Duke University's anti-union stance is unacceptable. President Nan Keohane recently lifted the Mt. Olive Pickle Company boycott, refusing to support the union that farmworkers have chosen to represent themselves. This decision is a huge step backward for farmworkers in North Carolina and the United States as a whole. The issue is not pickles, but rather that farmworkers in fields less then 90 miles away from Duke are working in terrible conditions, getting paid horrendous wages and are treated with little to no respect by farmers, companies or even universities.
Farmworkers in North Carolina are mostly Latino immigrants who have crossed the Mexican border to find a better paying job. Because of NAFTA, many Mexicans from the south are pushed out of formerly sustainable agricultural jobs towards the north to work in foreign-owned factories. Many attempt to cross the border numerous times before they make it safely into the United States Once they have reached their destination many are surprised at the working situation. This weekend when I visited a farm in Mt. Olive, I asked one of the farmworkers if he considered his job a good one. He smiled at me and said no.
Working 10 to 12 hours a day during harvest season, being exposed to pesticides and being paid between $4 to $6 an hour is not a good situation, even for the worker coming from Mexico where labor standards and wages are much lower than here. Essentially, the fields of North Carolina can be classified as sweatshops.
Corporations have repeatedly denied responsibility for these conditions. After all, they don't employ farmworkers; they only buy the crops that farmworkers pick. But, of every dollar spent on produce, 71 percent goes to the company, 23 percent to the farmer and 6 percent to the farmworker. Who is benefiting from the exploitation system? Corporations have the power, and therefore the responsibility, to sit down in three-way negotiations with farmworkers, farmers and the company in order to improve the labor conditions for farmworkers.
Keohane asserted that there are better ways of addressing these problems than a union. For example, she suggested increasing legislation, hiring more staff to enforce the laws that already exist and getting farmers to sign a statement of compliance stating they will follow the laws. All of these solutions ignore the root cause of the problems farmworkers face: They have no voice and no way to address grievances.

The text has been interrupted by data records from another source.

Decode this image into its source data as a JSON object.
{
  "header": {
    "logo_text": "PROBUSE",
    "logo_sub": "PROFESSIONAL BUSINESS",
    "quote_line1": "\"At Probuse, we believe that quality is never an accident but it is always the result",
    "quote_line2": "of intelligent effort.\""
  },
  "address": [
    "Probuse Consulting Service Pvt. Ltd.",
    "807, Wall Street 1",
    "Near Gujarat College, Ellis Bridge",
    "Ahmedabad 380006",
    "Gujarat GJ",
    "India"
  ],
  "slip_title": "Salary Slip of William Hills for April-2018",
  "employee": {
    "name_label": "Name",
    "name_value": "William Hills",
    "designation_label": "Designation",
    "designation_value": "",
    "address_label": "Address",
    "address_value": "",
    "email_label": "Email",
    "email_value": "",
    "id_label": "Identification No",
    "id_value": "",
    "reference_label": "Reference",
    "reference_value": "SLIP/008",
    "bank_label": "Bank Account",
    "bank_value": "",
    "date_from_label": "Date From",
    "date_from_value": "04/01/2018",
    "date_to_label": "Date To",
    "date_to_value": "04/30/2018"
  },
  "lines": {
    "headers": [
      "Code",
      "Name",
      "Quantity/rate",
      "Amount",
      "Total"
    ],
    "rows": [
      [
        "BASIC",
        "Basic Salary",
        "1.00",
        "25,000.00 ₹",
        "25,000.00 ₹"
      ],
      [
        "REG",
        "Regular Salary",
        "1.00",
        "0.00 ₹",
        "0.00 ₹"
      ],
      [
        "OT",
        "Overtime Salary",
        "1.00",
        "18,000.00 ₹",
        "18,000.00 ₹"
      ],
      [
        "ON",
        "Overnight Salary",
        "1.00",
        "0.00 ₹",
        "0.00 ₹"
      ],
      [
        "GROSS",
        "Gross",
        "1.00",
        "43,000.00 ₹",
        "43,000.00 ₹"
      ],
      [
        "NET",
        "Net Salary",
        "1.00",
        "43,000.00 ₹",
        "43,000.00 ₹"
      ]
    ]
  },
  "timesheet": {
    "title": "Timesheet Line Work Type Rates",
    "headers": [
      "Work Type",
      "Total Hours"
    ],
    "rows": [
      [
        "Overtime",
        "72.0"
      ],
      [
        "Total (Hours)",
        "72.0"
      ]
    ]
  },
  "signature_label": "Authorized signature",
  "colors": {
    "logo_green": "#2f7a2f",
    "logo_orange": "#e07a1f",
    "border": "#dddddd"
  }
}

A union is made up of workers who represent their own interests and negotiate with company management. This structure is necessary because companies often seek profit at the expense of their workers. For farmworkers, a union is vital since farmers are free to fire and hire workers as they please. If a worker is hurt on the job, the farmer can easily fire the worker, leaving him with no job and no procedure with which to question the action. Legal rights are often not known, and workers who try to speak out are often blacklisted. In addition, as documented by Human Rights Watch, the H2A program in North Carolina allows farmers to call the North Carolina Growers Association and get another worker sent from Mexico to replace any fired laborers.
These conditions call for the university community to take action. We need to support the farmworker struggle and the Mt. Olive Pickle boycott. There is no easy way out. We must support fair working conditions for farmworkers and the right to organize for their own rights. Keohane cannot solve the problem by throwing money at the government to enforce laws or by making secret deals with the Mt. Olive Pickle Company. These solutions reflect an attitude that Duke can advocate for farmworkers better than they can for themselves. Duke administrators are not experts on farmworker issues, and their suggestions so far have shown a huge gap in knowledge. Who better to make working conditions in the fields than the farmworkers themselves?
Community groups, restaurants, groceries, religious groups, student groups and universities have already endorsed the Mt. Olive Pickle boycott in order to pressure the company to negotiate with the union. The boycott is a method that has been used throughout the farmworker movement and can be effective today. Duke has had enough paternalism and racism in its history-it is time to take a stand toward a more just society.